I mean, obviously my question here is super simple-- But you can see it still tries to condense it. You could try asking it something much more complicated I guess. Just sort of wondered if this condensation was considered a necessary part of the process.

Also interesting to think about (other than subject, object, verb, etc) how it is determining which parts of the question are ‘important’.

Based on this image, the chatbot is still responding, it hasn’t responded yet. Notice at the down blue box highlighted stop responding !!! that means the chatbot is still gathering all information to respond to you :slight_smile:

You need to wait until that stop responding replaces with
I’ve provided a more detailed response this time. If you have further inquiries or need additional information, feel free to ask! :blush:

I just tried your same prompt question and got a detailed response :joy:
in fact I asked why did it respond to you incompletely and chatbot apologise for it :rofl: (sharing an image)


Yes, of course I understand that-- But for a ‘next word prediction engine’ it also seems to be upfront making the decision that some of my words are ‘not important’.

For example, here I’ve modified the prompt ever so slightly only by adding the word ‘fancy’. I mean yes, yes, typically whether something as ‘banal’ as a stepper motor you don’t really consider something need to be ‘fancy’. But maybe that is what I want and what I am asking for.

And so I was wrong-- though I may still have many qualms as to whether this is ‘knowledge’, at least it didn’t seem to forget.

And honestly I don’t use these interfaces much either, less for code, but when I wish to arrange and then rearrange a concept-- I feel it works pretty well.
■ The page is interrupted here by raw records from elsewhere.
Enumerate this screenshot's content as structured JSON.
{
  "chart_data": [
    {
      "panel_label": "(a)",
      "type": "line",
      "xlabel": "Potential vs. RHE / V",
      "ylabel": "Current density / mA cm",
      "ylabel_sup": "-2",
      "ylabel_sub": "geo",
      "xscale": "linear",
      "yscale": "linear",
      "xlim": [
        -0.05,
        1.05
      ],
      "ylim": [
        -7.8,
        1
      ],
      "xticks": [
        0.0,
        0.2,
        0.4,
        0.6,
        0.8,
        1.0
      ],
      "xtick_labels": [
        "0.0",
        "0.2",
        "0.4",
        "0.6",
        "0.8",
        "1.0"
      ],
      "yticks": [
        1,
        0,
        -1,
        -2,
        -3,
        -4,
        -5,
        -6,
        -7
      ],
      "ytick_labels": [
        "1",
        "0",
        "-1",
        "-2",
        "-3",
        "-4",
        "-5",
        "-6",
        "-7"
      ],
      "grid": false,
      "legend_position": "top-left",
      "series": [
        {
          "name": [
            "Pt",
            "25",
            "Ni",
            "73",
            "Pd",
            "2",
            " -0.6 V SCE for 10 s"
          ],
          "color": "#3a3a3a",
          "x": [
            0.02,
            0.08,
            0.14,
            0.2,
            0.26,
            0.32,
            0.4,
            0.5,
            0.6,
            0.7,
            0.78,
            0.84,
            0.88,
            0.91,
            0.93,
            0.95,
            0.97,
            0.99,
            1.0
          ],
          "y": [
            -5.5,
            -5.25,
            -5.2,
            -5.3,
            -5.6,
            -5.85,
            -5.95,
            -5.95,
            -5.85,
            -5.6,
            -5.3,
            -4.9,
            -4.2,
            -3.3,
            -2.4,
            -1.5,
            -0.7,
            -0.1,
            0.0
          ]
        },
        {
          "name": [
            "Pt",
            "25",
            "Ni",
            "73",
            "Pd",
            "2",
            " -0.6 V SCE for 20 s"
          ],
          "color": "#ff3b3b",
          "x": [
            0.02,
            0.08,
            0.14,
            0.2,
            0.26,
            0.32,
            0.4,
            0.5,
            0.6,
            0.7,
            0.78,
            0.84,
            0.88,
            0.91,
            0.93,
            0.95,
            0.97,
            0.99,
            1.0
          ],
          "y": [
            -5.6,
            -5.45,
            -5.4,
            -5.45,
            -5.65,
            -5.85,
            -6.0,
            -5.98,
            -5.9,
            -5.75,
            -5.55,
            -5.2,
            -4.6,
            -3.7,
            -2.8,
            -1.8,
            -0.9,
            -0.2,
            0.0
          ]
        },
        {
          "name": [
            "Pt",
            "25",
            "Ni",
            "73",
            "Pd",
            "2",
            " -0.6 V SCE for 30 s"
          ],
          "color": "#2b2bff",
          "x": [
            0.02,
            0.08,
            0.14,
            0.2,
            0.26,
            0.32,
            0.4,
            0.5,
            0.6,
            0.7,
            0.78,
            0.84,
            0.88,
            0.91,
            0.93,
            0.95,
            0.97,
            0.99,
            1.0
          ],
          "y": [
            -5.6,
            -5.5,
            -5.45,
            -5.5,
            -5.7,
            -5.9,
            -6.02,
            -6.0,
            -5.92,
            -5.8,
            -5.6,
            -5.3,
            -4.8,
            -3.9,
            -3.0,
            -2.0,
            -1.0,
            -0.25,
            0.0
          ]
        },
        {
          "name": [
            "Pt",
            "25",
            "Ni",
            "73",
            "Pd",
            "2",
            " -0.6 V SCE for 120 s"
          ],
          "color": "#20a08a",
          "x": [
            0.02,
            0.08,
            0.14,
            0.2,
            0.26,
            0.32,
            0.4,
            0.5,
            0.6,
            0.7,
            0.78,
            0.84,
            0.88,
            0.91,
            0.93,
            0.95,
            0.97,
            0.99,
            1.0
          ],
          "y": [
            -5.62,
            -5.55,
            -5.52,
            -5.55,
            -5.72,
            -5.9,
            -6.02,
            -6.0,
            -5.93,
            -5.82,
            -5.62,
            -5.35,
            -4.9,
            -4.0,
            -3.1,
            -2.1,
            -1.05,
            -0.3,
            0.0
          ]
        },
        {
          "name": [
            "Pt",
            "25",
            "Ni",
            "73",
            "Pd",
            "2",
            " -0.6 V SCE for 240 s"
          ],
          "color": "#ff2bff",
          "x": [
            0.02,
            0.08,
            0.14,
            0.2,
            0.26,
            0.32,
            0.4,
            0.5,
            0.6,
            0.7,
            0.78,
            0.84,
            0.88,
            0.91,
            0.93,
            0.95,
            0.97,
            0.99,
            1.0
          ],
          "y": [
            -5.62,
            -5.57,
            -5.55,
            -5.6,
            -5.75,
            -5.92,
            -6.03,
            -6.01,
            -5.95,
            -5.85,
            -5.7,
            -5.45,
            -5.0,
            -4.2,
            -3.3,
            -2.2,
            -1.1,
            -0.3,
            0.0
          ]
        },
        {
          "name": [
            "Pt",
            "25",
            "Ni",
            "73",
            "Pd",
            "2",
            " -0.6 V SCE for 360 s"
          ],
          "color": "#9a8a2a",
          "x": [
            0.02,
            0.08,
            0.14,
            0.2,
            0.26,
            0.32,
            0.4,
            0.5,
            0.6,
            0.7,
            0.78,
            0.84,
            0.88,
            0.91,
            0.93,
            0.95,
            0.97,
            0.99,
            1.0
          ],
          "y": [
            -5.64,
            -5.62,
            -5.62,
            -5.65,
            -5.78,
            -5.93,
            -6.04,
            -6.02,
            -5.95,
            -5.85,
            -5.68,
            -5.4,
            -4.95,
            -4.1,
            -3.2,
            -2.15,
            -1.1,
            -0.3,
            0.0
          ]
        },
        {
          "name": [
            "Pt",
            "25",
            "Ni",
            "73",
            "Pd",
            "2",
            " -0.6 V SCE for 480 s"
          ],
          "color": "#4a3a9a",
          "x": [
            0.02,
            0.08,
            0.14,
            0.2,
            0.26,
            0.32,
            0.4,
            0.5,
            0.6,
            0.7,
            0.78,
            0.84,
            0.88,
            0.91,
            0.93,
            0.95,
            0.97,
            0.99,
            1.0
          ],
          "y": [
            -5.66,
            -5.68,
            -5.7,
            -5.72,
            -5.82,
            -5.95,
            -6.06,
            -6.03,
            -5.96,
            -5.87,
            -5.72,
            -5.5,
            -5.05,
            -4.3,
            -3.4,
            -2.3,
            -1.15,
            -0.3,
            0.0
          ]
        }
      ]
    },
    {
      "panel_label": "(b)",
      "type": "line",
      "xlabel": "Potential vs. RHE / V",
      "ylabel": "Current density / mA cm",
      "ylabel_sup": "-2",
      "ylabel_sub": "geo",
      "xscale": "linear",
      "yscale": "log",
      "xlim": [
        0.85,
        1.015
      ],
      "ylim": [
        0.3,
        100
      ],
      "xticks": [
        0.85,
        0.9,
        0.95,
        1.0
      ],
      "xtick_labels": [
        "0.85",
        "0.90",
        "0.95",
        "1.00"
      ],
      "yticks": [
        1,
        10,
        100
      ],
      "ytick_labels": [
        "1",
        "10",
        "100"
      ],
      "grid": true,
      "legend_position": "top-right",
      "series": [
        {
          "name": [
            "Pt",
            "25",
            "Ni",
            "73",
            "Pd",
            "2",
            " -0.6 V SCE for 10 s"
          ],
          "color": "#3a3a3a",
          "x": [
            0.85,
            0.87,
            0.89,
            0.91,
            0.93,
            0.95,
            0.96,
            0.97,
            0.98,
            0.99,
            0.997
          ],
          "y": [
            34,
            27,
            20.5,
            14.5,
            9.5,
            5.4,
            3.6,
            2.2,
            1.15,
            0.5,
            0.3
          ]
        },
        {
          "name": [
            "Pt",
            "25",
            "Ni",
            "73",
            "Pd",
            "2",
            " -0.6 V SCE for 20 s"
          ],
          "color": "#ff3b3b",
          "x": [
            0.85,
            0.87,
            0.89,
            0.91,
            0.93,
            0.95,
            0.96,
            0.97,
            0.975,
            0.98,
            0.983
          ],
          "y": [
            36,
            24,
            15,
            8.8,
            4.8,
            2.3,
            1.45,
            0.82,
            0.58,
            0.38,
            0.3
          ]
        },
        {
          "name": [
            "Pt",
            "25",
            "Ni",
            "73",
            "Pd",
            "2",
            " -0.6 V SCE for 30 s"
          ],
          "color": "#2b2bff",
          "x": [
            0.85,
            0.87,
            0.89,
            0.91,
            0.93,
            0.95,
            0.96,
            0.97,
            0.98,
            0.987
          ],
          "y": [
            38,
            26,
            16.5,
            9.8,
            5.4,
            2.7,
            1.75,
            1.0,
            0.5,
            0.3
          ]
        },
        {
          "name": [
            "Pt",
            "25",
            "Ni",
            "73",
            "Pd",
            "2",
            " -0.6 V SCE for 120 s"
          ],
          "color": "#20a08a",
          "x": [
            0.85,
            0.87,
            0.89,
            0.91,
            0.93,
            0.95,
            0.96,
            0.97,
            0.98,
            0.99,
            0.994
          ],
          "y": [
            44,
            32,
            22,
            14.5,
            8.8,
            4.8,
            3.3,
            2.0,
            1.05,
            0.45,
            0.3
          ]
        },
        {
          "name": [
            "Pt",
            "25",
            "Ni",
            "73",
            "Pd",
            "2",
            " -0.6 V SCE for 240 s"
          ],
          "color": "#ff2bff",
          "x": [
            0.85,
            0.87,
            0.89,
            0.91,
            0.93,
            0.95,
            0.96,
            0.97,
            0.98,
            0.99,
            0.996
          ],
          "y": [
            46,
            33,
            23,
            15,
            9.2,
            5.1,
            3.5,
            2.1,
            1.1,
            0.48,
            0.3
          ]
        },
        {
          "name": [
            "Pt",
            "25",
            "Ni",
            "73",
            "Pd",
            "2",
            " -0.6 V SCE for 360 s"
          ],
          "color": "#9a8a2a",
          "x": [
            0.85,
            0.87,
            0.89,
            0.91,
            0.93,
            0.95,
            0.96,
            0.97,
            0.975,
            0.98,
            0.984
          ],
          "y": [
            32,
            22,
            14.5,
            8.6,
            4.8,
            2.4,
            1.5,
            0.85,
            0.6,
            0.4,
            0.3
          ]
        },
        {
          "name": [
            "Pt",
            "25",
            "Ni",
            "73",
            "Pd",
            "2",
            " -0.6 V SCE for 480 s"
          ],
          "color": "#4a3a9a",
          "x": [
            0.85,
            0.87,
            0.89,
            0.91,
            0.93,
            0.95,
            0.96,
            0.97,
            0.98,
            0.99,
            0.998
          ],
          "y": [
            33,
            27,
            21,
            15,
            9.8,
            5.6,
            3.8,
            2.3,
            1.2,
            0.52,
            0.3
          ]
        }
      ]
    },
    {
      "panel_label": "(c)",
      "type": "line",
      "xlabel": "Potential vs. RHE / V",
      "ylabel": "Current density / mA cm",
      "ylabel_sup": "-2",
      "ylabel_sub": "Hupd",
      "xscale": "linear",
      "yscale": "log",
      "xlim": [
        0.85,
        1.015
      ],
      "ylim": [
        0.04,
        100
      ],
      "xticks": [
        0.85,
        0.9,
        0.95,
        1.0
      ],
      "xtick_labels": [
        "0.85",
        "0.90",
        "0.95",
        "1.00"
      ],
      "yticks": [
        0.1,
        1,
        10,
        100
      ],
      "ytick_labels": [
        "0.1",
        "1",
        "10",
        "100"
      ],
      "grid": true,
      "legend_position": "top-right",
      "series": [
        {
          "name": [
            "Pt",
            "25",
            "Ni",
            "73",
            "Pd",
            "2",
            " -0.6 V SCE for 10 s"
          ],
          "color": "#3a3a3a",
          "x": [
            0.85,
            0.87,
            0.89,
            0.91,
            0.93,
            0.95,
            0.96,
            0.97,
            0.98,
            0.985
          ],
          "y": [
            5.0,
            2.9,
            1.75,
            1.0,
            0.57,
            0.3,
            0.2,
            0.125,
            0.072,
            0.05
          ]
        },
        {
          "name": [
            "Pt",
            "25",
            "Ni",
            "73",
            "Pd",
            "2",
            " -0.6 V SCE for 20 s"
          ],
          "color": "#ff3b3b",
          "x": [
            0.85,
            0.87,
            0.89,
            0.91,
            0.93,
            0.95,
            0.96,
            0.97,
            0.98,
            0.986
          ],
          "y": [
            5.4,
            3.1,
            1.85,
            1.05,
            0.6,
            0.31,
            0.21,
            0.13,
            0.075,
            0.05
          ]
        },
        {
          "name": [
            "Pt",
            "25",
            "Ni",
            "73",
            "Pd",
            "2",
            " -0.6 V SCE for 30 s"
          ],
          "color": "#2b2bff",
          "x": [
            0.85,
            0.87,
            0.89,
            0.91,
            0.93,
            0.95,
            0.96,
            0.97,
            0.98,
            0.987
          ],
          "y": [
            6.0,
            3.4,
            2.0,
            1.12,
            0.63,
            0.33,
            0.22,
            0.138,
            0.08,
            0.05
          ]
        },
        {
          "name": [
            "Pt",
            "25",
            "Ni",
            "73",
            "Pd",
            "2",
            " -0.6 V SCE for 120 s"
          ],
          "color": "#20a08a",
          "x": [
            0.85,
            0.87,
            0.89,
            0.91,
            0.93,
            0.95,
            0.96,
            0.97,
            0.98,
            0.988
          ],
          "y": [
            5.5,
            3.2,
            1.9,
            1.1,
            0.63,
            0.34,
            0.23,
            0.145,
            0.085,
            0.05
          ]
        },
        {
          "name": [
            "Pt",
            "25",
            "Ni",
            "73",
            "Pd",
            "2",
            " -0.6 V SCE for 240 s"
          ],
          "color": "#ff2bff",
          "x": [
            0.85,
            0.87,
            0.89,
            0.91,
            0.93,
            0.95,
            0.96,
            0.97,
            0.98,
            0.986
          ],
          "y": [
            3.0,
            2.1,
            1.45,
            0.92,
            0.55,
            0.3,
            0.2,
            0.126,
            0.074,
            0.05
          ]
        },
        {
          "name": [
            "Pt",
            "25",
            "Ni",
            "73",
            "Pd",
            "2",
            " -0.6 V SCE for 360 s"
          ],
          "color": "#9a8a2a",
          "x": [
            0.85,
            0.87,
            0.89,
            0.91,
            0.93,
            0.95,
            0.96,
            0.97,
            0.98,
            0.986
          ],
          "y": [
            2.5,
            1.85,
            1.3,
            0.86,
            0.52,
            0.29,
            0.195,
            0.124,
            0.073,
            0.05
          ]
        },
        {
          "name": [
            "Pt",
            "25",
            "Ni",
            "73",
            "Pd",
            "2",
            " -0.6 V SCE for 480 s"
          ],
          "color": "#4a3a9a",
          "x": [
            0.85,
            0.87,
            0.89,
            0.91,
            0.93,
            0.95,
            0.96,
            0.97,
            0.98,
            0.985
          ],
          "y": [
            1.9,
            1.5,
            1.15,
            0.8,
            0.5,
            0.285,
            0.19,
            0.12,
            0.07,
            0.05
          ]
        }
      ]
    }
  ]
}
I also get, truthfully, I personally not one wildly interested-- lets say less in the technology, but more in its application.

I mean it does not surprise, because the same s*** happened with SEO, but I pointed out somewhere, elsewhere, if ‘prompt engineering’ is really a thing, then basically thus far we have failed at the NLP task.

I mean it supposed to understand our language right, not theirs.

In any case (nor do I play with ChatGPT all that much either; However, every now and then I do find it useful) on my second query it did take the ‘fancy’ into account-- Thus my original question, is statement reduction a standard part of the process ? I can only think no, it is something at least for a time Microsoft implemented.